Higher small arterial elasticity in hypertensive patients treated with angiotensin II receptor blockers.

Although evidence from basic research suggests the involvement of angiotensin II (Ang II) in the progression of arteriosclerosis, the clinical data are limited. In the present study, hypertensive outpatients who were well controlled with antihypertensive medication and had similar blood pressure levels were studied, and arterial elasticity was compared between those receiving Ang II receptor blockers (ARBs) and those treated with other antihypertensive agents. The effects of HMG-CoA reductase inhibitors (STs) on arterial elasticity were also evaluated. The study enrolled 298 outpatients who had been diagnosed with essential hypertension whose blood pressure was controlled to 150/95 or less by antihypertensive treatment (excluding angiotensin converting enzyme [ACE] inhibitors) for at least 2 months.

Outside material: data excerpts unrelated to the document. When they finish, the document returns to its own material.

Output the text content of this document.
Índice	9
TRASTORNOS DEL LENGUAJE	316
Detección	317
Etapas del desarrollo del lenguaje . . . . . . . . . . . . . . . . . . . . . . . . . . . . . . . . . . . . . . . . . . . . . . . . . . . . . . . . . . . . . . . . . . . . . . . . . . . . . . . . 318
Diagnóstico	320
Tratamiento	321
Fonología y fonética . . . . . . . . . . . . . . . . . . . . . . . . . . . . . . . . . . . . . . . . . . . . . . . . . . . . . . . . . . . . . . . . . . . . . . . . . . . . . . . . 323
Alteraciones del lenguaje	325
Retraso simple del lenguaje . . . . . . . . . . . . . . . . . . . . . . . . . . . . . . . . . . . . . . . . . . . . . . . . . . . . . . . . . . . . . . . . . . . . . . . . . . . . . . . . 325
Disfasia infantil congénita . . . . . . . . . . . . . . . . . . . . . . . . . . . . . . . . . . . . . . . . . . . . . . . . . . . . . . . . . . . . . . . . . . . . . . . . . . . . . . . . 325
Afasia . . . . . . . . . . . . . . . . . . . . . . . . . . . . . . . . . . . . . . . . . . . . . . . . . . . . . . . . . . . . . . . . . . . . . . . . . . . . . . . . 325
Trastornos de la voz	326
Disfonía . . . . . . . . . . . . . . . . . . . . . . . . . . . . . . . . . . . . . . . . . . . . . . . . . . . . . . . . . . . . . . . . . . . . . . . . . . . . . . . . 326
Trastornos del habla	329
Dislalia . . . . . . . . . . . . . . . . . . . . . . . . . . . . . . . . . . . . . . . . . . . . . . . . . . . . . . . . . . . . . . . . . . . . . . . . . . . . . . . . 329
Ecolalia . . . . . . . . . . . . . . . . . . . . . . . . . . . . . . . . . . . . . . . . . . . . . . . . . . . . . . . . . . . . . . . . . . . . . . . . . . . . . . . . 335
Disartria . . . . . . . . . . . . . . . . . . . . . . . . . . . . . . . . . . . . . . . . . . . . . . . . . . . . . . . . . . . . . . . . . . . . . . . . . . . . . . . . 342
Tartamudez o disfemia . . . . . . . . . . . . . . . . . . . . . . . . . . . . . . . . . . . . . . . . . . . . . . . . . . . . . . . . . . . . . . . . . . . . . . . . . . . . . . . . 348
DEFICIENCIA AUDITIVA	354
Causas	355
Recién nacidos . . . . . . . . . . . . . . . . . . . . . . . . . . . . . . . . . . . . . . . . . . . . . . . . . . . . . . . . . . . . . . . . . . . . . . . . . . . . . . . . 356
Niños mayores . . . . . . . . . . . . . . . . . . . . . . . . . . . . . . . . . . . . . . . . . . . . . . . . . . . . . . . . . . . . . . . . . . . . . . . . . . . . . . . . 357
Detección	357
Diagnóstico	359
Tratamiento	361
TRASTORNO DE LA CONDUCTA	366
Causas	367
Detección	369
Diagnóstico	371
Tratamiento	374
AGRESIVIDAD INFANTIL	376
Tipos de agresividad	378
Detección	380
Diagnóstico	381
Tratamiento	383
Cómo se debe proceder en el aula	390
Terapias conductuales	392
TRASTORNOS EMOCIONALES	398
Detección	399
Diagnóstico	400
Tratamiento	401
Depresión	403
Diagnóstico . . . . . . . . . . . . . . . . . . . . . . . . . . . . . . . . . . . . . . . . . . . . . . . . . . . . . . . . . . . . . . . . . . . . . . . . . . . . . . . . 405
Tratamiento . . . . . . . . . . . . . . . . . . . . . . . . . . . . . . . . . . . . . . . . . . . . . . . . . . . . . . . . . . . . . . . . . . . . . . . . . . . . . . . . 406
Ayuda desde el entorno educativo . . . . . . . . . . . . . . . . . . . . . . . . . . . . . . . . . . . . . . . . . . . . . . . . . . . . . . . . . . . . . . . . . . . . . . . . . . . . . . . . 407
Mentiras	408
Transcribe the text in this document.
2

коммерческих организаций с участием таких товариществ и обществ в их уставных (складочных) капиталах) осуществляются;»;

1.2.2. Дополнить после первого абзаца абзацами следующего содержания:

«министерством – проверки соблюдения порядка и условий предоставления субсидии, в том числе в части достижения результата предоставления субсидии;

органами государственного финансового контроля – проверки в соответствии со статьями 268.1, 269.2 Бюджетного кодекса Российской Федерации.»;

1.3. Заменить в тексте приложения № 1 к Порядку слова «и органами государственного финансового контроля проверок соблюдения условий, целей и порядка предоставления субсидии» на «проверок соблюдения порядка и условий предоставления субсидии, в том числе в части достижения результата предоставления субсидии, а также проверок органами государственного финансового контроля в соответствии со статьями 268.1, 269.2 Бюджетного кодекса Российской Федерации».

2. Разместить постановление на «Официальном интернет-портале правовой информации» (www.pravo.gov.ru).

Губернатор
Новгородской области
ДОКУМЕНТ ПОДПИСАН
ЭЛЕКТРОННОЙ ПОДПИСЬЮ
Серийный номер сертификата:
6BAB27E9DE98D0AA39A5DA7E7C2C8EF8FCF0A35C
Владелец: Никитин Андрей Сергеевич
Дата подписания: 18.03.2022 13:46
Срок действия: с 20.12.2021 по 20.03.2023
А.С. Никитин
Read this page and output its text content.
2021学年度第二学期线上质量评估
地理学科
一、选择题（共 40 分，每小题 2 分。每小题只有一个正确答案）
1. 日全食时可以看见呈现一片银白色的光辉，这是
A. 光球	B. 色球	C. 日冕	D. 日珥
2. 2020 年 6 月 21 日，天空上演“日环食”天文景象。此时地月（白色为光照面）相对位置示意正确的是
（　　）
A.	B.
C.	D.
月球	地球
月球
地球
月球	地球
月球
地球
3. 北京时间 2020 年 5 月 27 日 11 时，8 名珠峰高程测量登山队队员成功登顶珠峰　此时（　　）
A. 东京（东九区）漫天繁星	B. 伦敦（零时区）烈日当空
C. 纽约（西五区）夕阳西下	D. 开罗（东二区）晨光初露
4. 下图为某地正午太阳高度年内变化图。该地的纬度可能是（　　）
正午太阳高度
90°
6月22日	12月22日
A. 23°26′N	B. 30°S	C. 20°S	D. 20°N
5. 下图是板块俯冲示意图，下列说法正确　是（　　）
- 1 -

The small artery elasticity index (SAEI) was determined for each patient from the radial artery pulse waves using a non-invasive pulse wave analysis system CR-2000. The mean of two blood pressure measurements taken from subjects lying in a recumbent position during SAEI analysis was used for the data analysis. The patients were grouped according to the use of ARBs and STs, and two-way analysis of variance (ANOVA) was used for statistical comparisons. A backward stepwise multiple regression analysis was carried out to identify factors contributing to the SAEI. Hypertensive patients receiving ARB treatment had a significantly higher SAEI compared to those not receiving ARBs, despite the similar blood pressure levels of both groups. No significant effects of ST treatment on the SAEI were observed (two-way ANOVA). A backward stepwise multiple regression analysis for the SAEI suggested that ARB treatment was an independent determinant of the SAEI after the adjusting of age, gender, total cholesterol, high density lipoprotein cholesterol, smoking and systolic blood pressure. Our results suggested that while providing blood pressure control similar to that of other antihypertensive agents, ARBs may also increase vascular elasticity and thereby delay the progression of arteriosclerosis.